Reformed Mennonites see themselves as true followers of Christ's teachings and of the teachings of the New Testament. They have retained the name taken from Menno Simons as they believe what he practiced and wrote are in the true Spirit of Christ and the teachings in the New Testament. They have no church rules, but they rely solely on the Bible and a prayerful appeal to Christ and His Spirit as their guide. The Reformed Mennonites practice nonresistance and therefore do not go to war, practice self-defense, or sue at the law. They practice the Lord's Supper and believer's baptism on confession of faith. Upon meeting, members greet with a kiss of charity as taught in 1 Peter 5. They practice feet washing as taught by Christ in John 13. They insist on strict separation from other denominations, and excommunicate former members. This practice is considered by them to be out of love and concern for the former member's soul, and to be meant to remind those who have left the faith of what they have lost spiritually. The women members dress in conservative plain garb that preserves 18th-century Mennonite details at all times, the men members do so at meetings, church gatherings, and other official functions. Regular day wear for the men is modern conservative clothing. The men do not wear beards. Higher education is not frowned upon and members are encouraged to attend university and trade school. They permit the use of automobiles, radio, television, telephones, cell phones, computers, and internet.

==Membership==
The membership of the Reformed Mennonite Church has been mostly declining since the death of founder John Herr in 1850.
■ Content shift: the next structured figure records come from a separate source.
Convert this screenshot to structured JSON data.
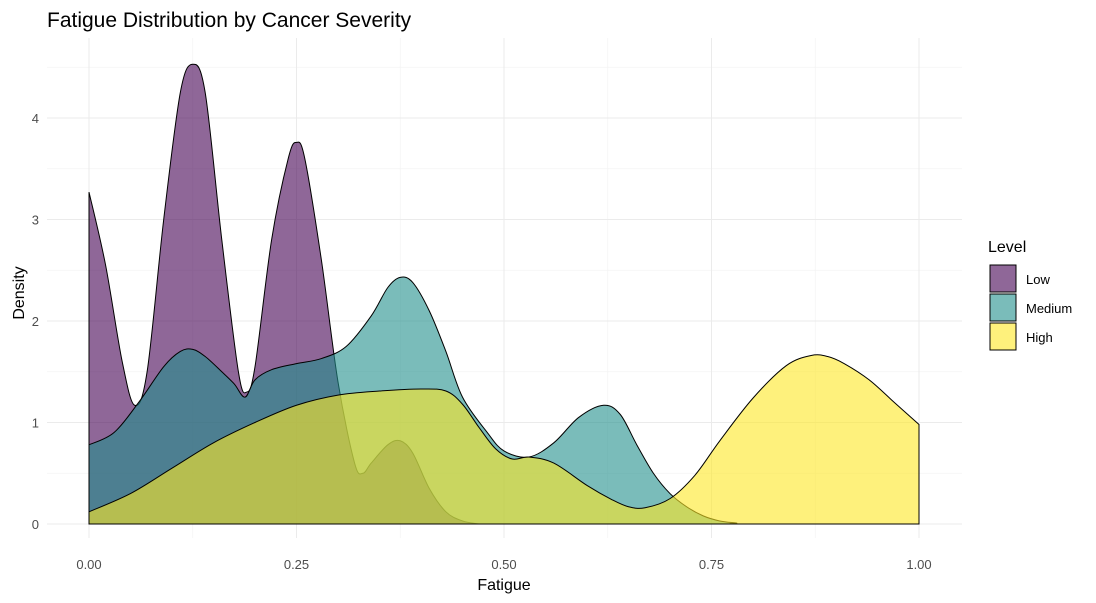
{
  "chart_data": {
    "type": "area",
    "title": "Fatigue Distribution by Cancer Severity",
    "xlabel": "Fatigue",
    "ylabel": "Density",
    "xlim": [
      0,
      1
    ],
    "ylim": [
      0,
      4.55
    ],
    "x_ticks": [
      0,
      0.25,
      0.5,
      0.75,
      1
    ],
    "x_tick_labels": [
      "0.00",
      "0.25",
      "0.50",
      "0.75",
      "1.00"
    ],
    "y_ticks": [
      0,
      1,
      2,
      3,
      4
    ],
    "y_tick_labels": [
      "0",
      "1",
      "2",
      "3",
      "4"
    ],
    "grid": true,
    "legend": {
      "title": "Level",
      "placement": "right"
    },
    "series": [
      {
        "name": "Low",
        "color": "#440154",
        "x": [
          0,
          0.02,
          0.04,
          0.055,
          0.07,
          0.09,
          0.11,
          0.125,
          0.14,
          0.16,
          0.18,
          0.19,
          0.2,
          0.22,
          0.24,
          0.25,
          0.26,
          0.28,
          0.3,
          0.32,
          0.33,
          0.34,
          0.36,
          0.375,
          0.39,
          0.41,
          0.43,
          0.45,
          0.47
        ],
        "y": [
          3.27,
          2.55,
          1.6,
          1.17,
          1.5,
          3.0,
          4.25,
          4.53,
          4.25,
          2.8,
          1.5,
          1.3,
          1.55,
          2.8,
          3.6,
          3.76,
          3.6,
          2.6,
          1.4,
          0.6,
          0.5,
          0.6,
          0.78,
          0.82,
          0.7,
          0.35,
          0.12,
          0.03,
          0.0
        ]
      },
      {
        "name": "Medium",
        "color": "#21908C",
        "x": [
          0,
          0.03,
          0.06,
          0.09,
          0.11,
          0.125,
          0.14,
          0.16,
          0.175,
          0.188,
          0.2,
          0.22,
          0.25,
          0.28,
          0.31,
          0.34,
          0.36,
          0.375,
          0.39,
          0.41,
          0.43,
          0.45,
          0.48,
          0.5,
          0.53,
          0.56,
          0.59,
          0.62,
          0.64,
          0.66,
          0.68,
          0.7,
          0.72,
          0.74,
          0.76,
          0.78,
          0.79,
          1.0
        ],
        "y": [
          0.78,
          0.9,
          1.2,
          1.55,
          1.7,
          1.72,
          1.65,
          1.5,
          1.38,
          1.25,
          1.42,
          1.52,
          1.58,
          1.63,
          1.75,
          2.05,
          2.33,
          2.43,
          2.38,
          2.1,
          1.7,
          1.25,
          0.9,
          0.72,
          0.66,
          0.8,
          1.05,
          1.17,
          1.08,
          0.78,
          0.5,
          0.3,
          0.17,
          0.08,
          0.03,
          0.01,
          0.0,
          0.0
        ]
      },
      {
        "name": "High",
        "color": "#FDE725",
        "x": [
          0,
          0.05,
          0.1,
          0.15,
          0.2,
          0.25,
          0.3,
          0.35,
          0.4,
          0.43,
          0.45,
          0.47,
          0.49,
          0.51,
          0.53,
          0.56,
          0.6,
          0.63,
          0.65,
          0.67,
          0.7,
          0.73,
          0.76,
          0.8,
          0.84,
          0.87,
          0.89,
          0.91,
          0.94,
          0.97,
          1.0
        ],
        "y": [
          0.12,
          0.3,
          0.55,
          0.8,
          1.0,
          1.17,
          1.27,
          1.31,
          1.33,
          1.31,
          1.18,
          0.95,
          0.74,
          0.64,
          0.66,
          0.6,
          0.38,
          0.24,
          0.17,
          0.16,
          0.25,
          0.48,
          0.82,
          1.24,
          1.56,
          1.66,
          1.65,
          1.58,
          1.42,
          1.2,
          0.98
        ]
      }
    ]
  }
}
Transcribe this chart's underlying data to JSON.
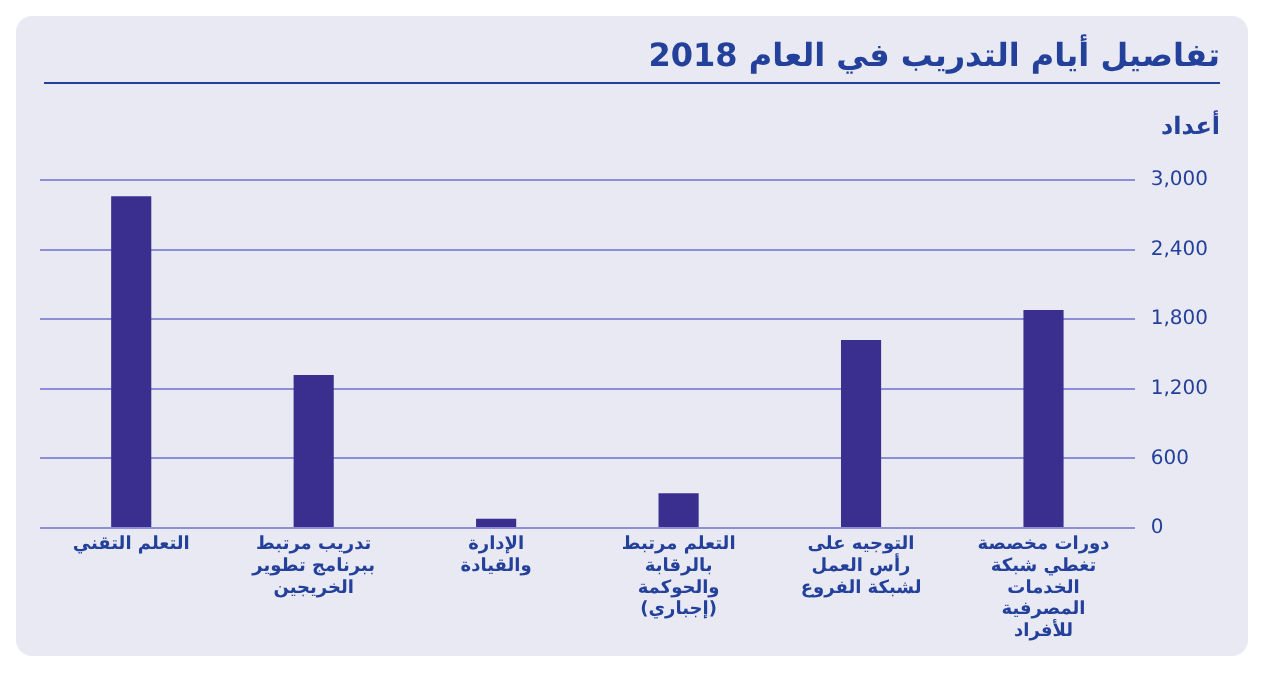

The 1890 U.S. Census reported a membership of 1,655 in 34 congregations. By 1948, these figures had fallen to 733 and 24, respectively, and in 1958, the Church had only 616 members. By 1987, membership had further declined to 257 and in May 2000, it reached 171. A similar decline occurred in Ontario, which in 1948 had 6 congregations with 217 members. In May 2000, this figure stood at 131.

As of 2000, the single largest congregations were in North Easthope and Stevensville, Ontario, with 73 and 58 members, respectively. Congregations in Illinois, Michigan, Ohio, Pennsylvania, and Tennessee were considerably smaller.

Current estimates place total membership in the Reformed Mennonite Church at less than 300 serviced by no more than 10 churches.

Milton S. Hershey's mother was a Reformed Mennonite. Robert Bear, a Pennsylvania farmer who was excommunicated and shunned in 1964 and again in 1972 has since been actively and publicly attacking the church. This was still ongoing in 2017 at 87, he was given prison time for vandalism and disorderly conduct. His daughter, Patty Bear, wrote an autobiography that discusses his use of a public relations firm to control the narrative around the family and conceal his violence.

==Literary portrayal==
Reformed Mennonites have been depicted in a variety of literature from the late nineteenth and early twentieth centuries.

Leo Tolstoy, in his book The Kingdom of God is Within You, praised the religious pamphlet Non-Resistance Asserted by Reformed Mennonite bishop Daniel Musser.

Helen Reimensnyder Martin harshly portrayed the Reformed Mennonite Herrites and other Pennsylvania Dutch groups in her novel Tillie: a Mennonite Maid (1904), a novel which provoked cries of misrepresentation from those who resented her depictions. Early in the story a young girl of Pennsylvania Dutch, but not Mennonite, background, joins a Reformed Mennonite group after listening to a funeral sermon but is excommunicated within a few years for allowing curls of hair to peek from her bonnet. The chapter depicting the funeral scene makes much of the Herrite prohibition of attendance at funerals of other faiths; to accommodate them, two separate funeral sermons are preached, and the conclusion of the first sermon by a Reformed Mennonite minister is the signal for the Reformed Mennonites to depart.